The rainforest floor of Corcovado National Park on the Osa Peninsula of Costa Rica was teeming, rolling, always in motion. At first, we couldn’t make out what we were looking at. The ground was muddy with brown, fallen leaves darkened by the oncoming evening. Then there was a flash of white and baby blue. Our guide informed us it was a bicolored antbird dive-bombing into thousands upon thousands of army ants.

The Corcovado became a national park in 1974 and is one of the most biologically intense places on earth. I recently teamed up with Holly Lohuis to explore it. For the past 24 years, Lohuis has worked as a marine biologist and educator for Jean-Michel Cousteau’s Santa Barbara–based nonprofit, the Ocean Future’s Society.
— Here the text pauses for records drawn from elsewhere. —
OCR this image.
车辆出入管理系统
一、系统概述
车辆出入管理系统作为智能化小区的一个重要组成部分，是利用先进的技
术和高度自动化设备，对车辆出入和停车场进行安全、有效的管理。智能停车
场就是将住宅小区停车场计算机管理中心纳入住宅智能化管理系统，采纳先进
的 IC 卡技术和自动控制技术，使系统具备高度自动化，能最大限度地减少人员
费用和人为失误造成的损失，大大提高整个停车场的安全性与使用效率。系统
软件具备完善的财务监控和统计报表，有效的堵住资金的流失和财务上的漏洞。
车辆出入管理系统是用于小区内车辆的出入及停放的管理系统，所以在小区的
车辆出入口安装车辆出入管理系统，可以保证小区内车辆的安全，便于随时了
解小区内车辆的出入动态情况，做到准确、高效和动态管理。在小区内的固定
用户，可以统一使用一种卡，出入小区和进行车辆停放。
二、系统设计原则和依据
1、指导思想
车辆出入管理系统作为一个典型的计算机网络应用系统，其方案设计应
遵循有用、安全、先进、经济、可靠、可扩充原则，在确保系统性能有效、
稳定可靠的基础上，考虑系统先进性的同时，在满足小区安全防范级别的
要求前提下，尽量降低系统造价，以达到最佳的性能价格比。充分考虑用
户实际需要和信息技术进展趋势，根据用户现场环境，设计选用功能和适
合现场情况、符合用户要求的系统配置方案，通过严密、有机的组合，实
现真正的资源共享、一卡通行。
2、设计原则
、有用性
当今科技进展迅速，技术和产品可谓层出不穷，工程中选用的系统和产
Lohuis has been on 12 expeditions to far-flung places, such as the Amazon, Fiji, the Arctic region, and the Northwestern Pacific Isles. Plastic pollution is almost always a problem, and during our trip, king tides on deserted beaches left a depressing reminder of the world’s dependency on plastics. However, Lohuis pointed out, “Costa Rica has pledged to ban single-use plastics by 2021. It’s a very ambitious goal, and it’s a goal we can all strive for.”

The bicolored antbird

More than 25 percent of the Central American country consists of national parks, reserves, and protected areas. One large goal for conservationists is the ongoing effort to create a massive wildlife corridor, called The Path of the Tapir, that allows migratory wildlife like the Baird’s tapir, jaguar, and scarlet macaws to move unimpeded between breeding and foraging grounds.

The tapir (danta in Spanish) is the largest land mammal in the rainforest. Closely related to the horse and rhinoceros, it symbolizes the rich biodiversity throughout Costa Rica’s wild places. Nevertheless, threats continue to simmer in Costa Rica. Hydroelectric power companies want to tap into its rainforests. And with increased tourism, how do national parks manage throngs of visitors? It’s a balancing act the Costa Rican government will have to juggle.

Our four-day trek through the rainforests began in the north at Los Patos Ranger Station, continuing for 13 miles in the mud and across rivers to the southwest and the coastal Sirena Ranger Station, before finishing up nine miles to the south at La Leona Ranger Station.

Although we never spotted any of the six species of cat that inhabit the Corcovado, it was amazing seeing two- and three-toed sloths, marauding coatis, wallowing tapirs, blue morph butterflies, the Jesus Christ lizard, tree-climbing tamanduas, and all four species of monkey.

Approximately 375 species of birds have been recorded in the Corcovado National Park. We saw or heard over 60, including the brilliant scarlet macaw and the tiny orange-collared manakin.

Enough couldn’t be said about our guide Marco Umana, 28, who could literally spot a dime on the damp rainforest floor. Umana has guided all over Costa Rica for the past five years and has seen 725 of Costa Rica’s 935 bird species, but says the Corcovado is a very special place. “It’s the concentration of species on the Osa Peninsula,” says Umana. “The unspoiled region was recognized a long time ago as a place of ecological importance.”